To build on Tom’s strengths, Mrs. Fedoronko used Tom’s interest in sciences and dinosaurs as inspiration and tweaked the curriculum to include a unit on dinosaurs. The month-long unit culminated in a series of presentations to other classrooms and parents. “Tom is curious and articulate,” Mrs. Fedoronko says. “The project allowed him to share what he knows, develop presentation skills and build on his strengths.” The impact on Tom: Janet tells Mrs. Fedoronko he looks forward to coming to school now. “Being able to demonstrate the depth of his ‘expertise’ was the most incredible boost for Tom’s confidence,” adds Janet. “I think it accelerated his rate of learning generally.”

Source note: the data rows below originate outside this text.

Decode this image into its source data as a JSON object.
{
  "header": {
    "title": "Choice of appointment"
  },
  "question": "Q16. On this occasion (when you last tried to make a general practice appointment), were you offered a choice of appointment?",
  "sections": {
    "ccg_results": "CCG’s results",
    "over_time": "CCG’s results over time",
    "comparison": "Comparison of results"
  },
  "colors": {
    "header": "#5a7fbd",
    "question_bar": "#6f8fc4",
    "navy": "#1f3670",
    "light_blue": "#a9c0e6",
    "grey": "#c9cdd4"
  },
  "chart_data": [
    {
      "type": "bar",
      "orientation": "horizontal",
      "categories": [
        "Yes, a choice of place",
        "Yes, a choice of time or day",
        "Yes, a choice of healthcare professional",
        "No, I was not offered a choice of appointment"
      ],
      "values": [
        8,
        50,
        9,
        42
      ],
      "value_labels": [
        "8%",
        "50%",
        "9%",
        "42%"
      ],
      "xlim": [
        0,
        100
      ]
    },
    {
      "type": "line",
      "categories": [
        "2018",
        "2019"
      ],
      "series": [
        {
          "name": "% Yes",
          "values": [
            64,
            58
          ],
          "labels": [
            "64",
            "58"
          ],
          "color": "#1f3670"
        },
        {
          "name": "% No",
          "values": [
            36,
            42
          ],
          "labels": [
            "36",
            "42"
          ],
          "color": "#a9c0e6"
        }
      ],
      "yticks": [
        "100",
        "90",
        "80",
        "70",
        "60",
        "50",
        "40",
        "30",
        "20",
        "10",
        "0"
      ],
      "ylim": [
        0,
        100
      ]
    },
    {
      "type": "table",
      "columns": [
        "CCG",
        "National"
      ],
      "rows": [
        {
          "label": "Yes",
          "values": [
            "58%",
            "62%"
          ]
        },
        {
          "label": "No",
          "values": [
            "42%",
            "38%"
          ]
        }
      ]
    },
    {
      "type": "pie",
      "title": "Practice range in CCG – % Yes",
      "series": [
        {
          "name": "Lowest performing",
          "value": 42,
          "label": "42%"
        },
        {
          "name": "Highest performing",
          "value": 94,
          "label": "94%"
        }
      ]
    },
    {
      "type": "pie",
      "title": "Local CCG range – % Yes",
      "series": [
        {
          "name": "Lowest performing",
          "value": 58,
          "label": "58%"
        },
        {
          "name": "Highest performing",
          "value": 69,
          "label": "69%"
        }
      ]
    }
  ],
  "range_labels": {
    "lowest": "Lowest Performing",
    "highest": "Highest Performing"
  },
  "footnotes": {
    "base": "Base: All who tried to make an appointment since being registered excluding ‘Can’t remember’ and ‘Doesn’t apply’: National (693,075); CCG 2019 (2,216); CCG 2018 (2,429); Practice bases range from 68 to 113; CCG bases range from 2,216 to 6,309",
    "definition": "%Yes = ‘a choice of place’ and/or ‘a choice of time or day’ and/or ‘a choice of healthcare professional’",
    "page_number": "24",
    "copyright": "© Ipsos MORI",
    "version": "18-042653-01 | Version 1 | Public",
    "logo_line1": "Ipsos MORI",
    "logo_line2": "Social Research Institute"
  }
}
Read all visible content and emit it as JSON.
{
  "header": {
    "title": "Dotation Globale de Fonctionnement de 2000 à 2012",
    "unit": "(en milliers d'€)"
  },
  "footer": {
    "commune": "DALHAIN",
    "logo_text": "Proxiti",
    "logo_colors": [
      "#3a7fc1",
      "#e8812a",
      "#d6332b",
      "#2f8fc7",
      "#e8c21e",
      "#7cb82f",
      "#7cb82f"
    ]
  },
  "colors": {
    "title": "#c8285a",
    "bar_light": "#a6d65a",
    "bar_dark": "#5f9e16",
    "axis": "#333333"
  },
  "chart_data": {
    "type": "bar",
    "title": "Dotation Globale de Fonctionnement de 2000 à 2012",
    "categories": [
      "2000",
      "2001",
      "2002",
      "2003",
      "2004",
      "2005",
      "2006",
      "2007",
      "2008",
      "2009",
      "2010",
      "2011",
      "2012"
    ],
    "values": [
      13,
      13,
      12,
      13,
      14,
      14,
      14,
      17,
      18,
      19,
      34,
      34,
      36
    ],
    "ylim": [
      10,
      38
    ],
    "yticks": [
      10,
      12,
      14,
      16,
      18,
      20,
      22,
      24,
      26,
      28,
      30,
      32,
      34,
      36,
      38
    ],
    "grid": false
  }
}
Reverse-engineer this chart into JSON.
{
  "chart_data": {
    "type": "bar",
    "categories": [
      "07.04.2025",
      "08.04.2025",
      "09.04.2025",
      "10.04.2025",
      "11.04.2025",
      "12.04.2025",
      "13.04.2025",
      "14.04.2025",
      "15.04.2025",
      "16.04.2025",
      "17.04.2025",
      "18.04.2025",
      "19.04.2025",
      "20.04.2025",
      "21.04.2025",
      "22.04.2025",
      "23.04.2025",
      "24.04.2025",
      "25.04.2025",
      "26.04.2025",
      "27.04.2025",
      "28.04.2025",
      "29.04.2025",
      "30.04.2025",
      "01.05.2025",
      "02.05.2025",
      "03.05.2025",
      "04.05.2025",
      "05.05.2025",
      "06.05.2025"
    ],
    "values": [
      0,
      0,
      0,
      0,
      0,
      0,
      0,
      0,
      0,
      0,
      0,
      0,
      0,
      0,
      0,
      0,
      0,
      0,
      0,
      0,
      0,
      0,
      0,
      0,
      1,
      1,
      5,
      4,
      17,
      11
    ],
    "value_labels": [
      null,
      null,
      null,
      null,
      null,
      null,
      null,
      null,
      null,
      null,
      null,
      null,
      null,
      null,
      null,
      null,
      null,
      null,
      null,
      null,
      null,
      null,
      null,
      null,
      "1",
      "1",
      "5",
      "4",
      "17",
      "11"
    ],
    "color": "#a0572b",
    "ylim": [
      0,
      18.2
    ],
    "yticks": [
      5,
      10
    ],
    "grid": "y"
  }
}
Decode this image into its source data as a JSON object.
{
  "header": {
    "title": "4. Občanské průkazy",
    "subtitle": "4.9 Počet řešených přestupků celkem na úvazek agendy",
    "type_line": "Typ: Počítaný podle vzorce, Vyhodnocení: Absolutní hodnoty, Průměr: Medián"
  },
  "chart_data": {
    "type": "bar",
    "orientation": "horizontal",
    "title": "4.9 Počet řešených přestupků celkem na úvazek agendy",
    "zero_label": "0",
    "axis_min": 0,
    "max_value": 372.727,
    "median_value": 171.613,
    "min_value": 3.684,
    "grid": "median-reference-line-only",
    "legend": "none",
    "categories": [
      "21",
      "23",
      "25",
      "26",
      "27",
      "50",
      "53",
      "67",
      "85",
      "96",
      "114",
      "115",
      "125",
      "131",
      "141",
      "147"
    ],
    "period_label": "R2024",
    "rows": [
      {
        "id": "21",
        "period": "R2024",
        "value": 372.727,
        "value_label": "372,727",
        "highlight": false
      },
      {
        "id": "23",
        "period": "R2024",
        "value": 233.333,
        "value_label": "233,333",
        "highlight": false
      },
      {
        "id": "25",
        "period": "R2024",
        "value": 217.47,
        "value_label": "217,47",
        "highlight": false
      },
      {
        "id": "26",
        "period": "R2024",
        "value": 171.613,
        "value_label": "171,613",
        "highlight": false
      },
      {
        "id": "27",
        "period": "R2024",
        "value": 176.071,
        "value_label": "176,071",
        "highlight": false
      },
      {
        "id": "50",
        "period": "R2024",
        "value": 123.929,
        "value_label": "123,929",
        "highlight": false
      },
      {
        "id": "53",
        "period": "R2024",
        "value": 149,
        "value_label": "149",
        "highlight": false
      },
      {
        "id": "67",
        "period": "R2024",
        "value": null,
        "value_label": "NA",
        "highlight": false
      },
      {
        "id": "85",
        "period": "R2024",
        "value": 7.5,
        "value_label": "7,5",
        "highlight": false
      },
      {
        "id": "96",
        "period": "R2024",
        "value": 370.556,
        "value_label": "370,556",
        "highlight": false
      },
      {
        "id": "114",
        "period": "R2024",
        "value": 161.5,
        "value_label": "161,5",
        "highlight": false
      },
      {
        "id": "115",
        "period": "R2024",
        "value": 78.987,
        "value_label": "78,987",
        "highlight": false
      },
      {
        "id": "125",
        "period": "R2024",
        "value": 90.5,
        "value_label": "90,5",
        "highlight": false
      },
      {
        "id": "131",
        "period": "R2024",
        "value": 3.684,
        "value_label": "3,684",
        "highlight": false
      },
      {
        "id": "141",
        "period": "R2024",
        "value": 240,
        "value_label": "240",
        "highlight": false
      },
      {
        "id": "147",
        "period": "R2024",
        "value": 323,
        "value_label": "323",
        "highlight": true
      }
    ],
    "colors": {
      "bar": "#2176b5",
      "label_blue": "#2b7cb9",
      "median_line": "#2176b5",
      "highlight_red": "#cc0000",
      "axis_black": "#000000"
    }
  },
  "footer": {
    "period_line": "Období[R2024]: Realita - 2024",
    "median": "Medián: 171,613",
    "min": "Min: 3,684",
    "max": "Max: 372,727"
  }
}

Even Tom has grown to understand his situation. A few weeks ago, he told his mom, “I think Sand Hill School is a good school for me. The work is a bit easier and I can keep up.” The goal is to prepare Tom for grade-level work in a mainstream classroom. “When students are asked to reach academic goals that are out of their reach,” says Cindy Lopez, Head of Sand Hill School, “they get overwhelmed, feel stupid and often give up. Our teachers have the flexibility to set realistic learning goals and to keep adjusting the goals based on the students’ progress.”
Janet and Simon say they couldn’t be happier with Tom’s quality of learning. Simon reports, “Tom feels better about himself. He’s becoming a bit of a leader and his emotional state is reinforcing his academic progress.”
Tom’s family allows that Sand Hill School is big investment that they weren’t planning on. But the family feels that helping their son feel good about himself and getting him on a positive path is one of the most important things they could do in their lives. “What else is there?” says Simon.